Weekly Wire
Memphis Flyer Turn Up That Noise!

By Stephen Grimstead

JANUARY 11, 1999: 

Talvin Singh, OK (Island)

Talvin Singh is part of the steadily growing population of fast-thinking artists who make the sort of gloriously eclectic music perfectly suited to drive anyone charged with the task of describing it in print at least mildly insane.

One of the coolest aspects of drum’n’bass (and other forms of groove-oriented electronica) is its usefulness as a basic structure upon which an artist can hang all manner of unexpected musical material; some people will listen to almost any sound as long as it’s supplemented by a reasonably steady flow of thumpity thump, sounds which might otherwise hold little interest for them.

Global citizen Singh is masterful in his capacity to integrate Occidental urbania with a world of traditional and faux trad sounds, especially those associated with Asia in general and India in particular. Some of the hype to which press people are treated informs us that Singh desires to explore “the gaps between genres, where music is currently at its most interesting.” In this case, at least, the lines distinguishing hype from what’s real blur like those Singh alters as an integral part of his artistic process.

He does seem to be the classic “man without a country.” A ferocious tabla virtuoso, he reports “When you go to India, it doesn’t matter how good a tabla player you are. You’re British, you’re not Indian. They never accepted me as being Indian. And when I come back to England, they don’t accept me as being British.”

Too bad for “them,” I must say. OK is an important and fascinating addition to a burgeoning international body of work which is helping to undermine easy labeling and lazy thinking. – Stephen Grimstead



Vinnie & the Stardüsters, Novelty Music For Casual Sex (Gourmandizer)
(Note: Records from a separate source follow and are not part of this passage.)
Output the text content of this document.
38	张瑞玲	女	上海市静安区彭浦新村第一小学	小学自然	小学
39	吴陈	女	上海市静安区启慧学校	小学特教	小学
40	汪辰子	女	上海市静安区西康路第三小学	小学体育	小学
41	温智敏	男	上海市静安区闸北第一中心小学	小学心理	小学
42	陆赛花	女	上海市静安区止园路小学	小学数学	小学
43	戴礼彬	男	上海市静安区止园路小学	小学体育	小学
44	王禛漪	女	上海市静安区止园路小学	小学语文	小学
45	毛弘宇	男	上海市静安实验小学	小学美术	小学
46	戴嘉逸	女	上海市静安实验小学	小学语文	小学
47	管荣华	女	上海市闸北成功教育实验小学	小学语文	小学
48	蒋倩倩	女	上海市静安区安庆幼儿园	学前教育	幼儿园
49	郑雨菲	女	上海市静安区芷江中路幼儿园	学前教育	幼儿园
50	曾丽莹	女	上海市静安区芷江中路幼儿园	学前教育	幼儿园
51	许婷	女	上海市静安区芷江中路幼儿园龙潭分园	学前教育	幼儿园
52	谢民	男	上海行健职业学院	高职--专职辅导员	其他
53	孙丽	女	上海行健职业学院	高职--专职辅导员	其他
According to their press release, Vinnie & the Stardüsters (umlaut and all) are a “power-rhumba parody trio from Minneapolis, MN.” This terse description really doesn’t do these three chuckleheads justice, since there’s nary a trace of rhumba to be found. What the listener will discover on their Gourmandizer debut, Novelty Music For Casual Sex (or is it Casual Music For Novelty Sex?), are some gut-busting guffaws as these Minnesota misfits slice and dice popular favorites into barely recognizable mutant hybrids fueled by bad intent and random enthusiasm.
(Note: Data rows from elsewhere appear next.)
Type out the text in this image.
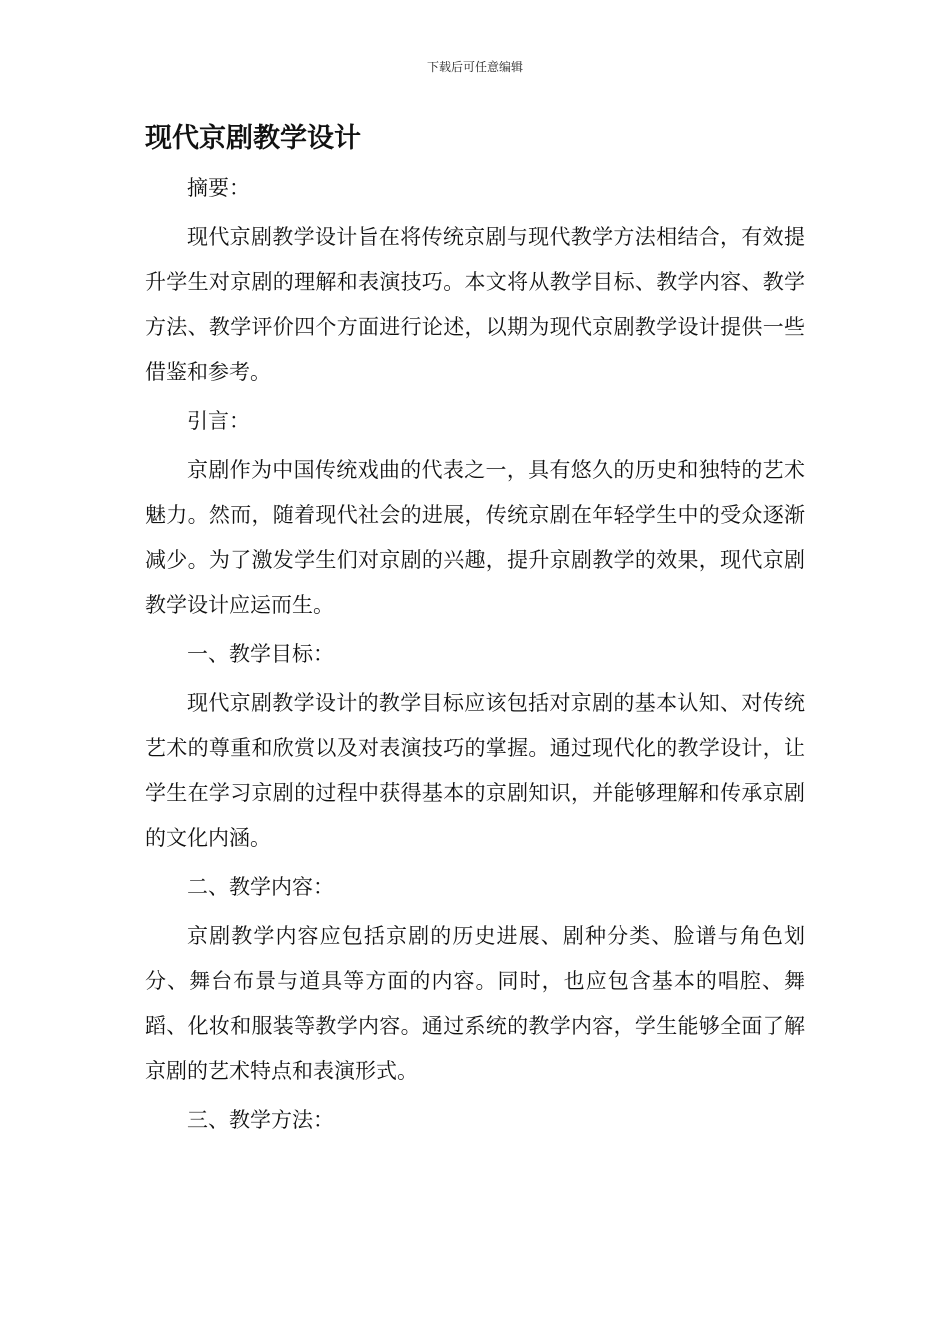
下载后可任意编辑
现代京剧教学设计

摘要：

现代京剧教学设计旨在将传统京剧与现代教学方法相结合，有效提升学生对京剧的理解和表演技巧。本文将从教学目标、教学内容、教学方法、教学评价四个方面进行论述，以期为现代京剧教学设计提供一些借鉴和参考。

引言：

京剧作为中国传统戏曲的代表之一，具有悠久的历史和独特的艺术魅力。然而，随着现代社会的进展，传统京剧在年轻学生中的受众逐渐减少。为了激发学生们对京剧的兴趣，提升京剧教学的效果，现代京剧教学设计应运而生。

一、教学目标：

现代京剧教学设计的教学目标应该包括对京剧的基本认知、对传统艺术的尊重和欣赏以及对表演技巧的掌握。通过现代化的教学设计，让学生在学习京剧的过程中获得基本的京剧知识，并能够理解和传承京剧的文化内涵。

二、教学内容：

京剧教学内容应包括京剧的历史进展、剧种分类、脸谱与角色划分、舞台布景与道具等方面的内容。同时，也应包含基本的唱腔、舞蹈、化妆和服装等教学内容。通过系统的教学内容，学生能够全面了解京剧的艺术特点和表演形式。

三、教学方法：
Be warned that some of this madness borders on serious all-appendage wanking (particularly the extended “Phone Messages” section covering tracks 14-29), but also take into consideration that the remainder of the CD will likely have the twisted among you groping for a moist towelette for cleansing after bouts of uncontrolled laughter result in soiled underpants. From the barn-burning opener, “Sesame Street/An LA Woman,” to the it’s-fun-to-be-filthy closer, “XXXMas Song (I Saw Mommy Fisting Santa Claus),” there’s something here to offend everyone.

Not as annoying as “Weird Al” Yankovic, nor quite as whiny as the Dead Milkmen, Vinnie & the Stardüsters’ saving grace is their wanton wallowing in political incorrectness. And although an admonition on the CD label states “File under Hüsker Dü,” Vinnie & the Stardüsters are closer in spirit and execution to Hüsker Doo Doo – and that’s a stool sample of an entirely different color. – David D. Duncan



Fear of Pop, Volume 1 (550 Music/Sony)

Now here’s a vanity pro- ject that’s actually worth the trouble that went into it. Popmeister Ben Folds (leader of that clever trio, Ben Folds Five) has rounded up some of his favorite partners in crime (including Fleming McWilliams and John Mark Painter, otherwise known as Fleming & John) and some seriously insignificant material and unleashed the results under the banner of Fear of Pop. This all-new arrangement manages to be alternately funky and funny, and occasionally the two merge for a highly entertaining listening experience.

The bulk of Volume 1 is predominantly snappy instrumentals, but the voices that are heard are most unusual ones. Foremost among them is none other than William Shatner, delivering his patented overblown rendition (remember the excruciating 1968 classic, The Transformed Man?) to great comedic effect on “In Love” and “Still In Love.” Folds and crew veer dangerously into Soul Coughing territory with “I Paid My Money.” The spoken introduction to “Rubber Sled” features the Ben Folds Five surprise smash, “Brick,” being played at 78 rpm in the background, proving that Mr. Folds is refreshingly not above making fun of himself.

Three cheers for batty Ben Folds and his unpretentious “Fear of Pop.” From the CD’s disturbing David Bethell silhouette imagery (particularly the contemplative onanistic heat-packin’ cowpoke on the back cover) to the playfully silly sounds within, Volume 1 of Fear of Pop emerges as a clear winner, deserving of future frivolous volumes. – D.D.D.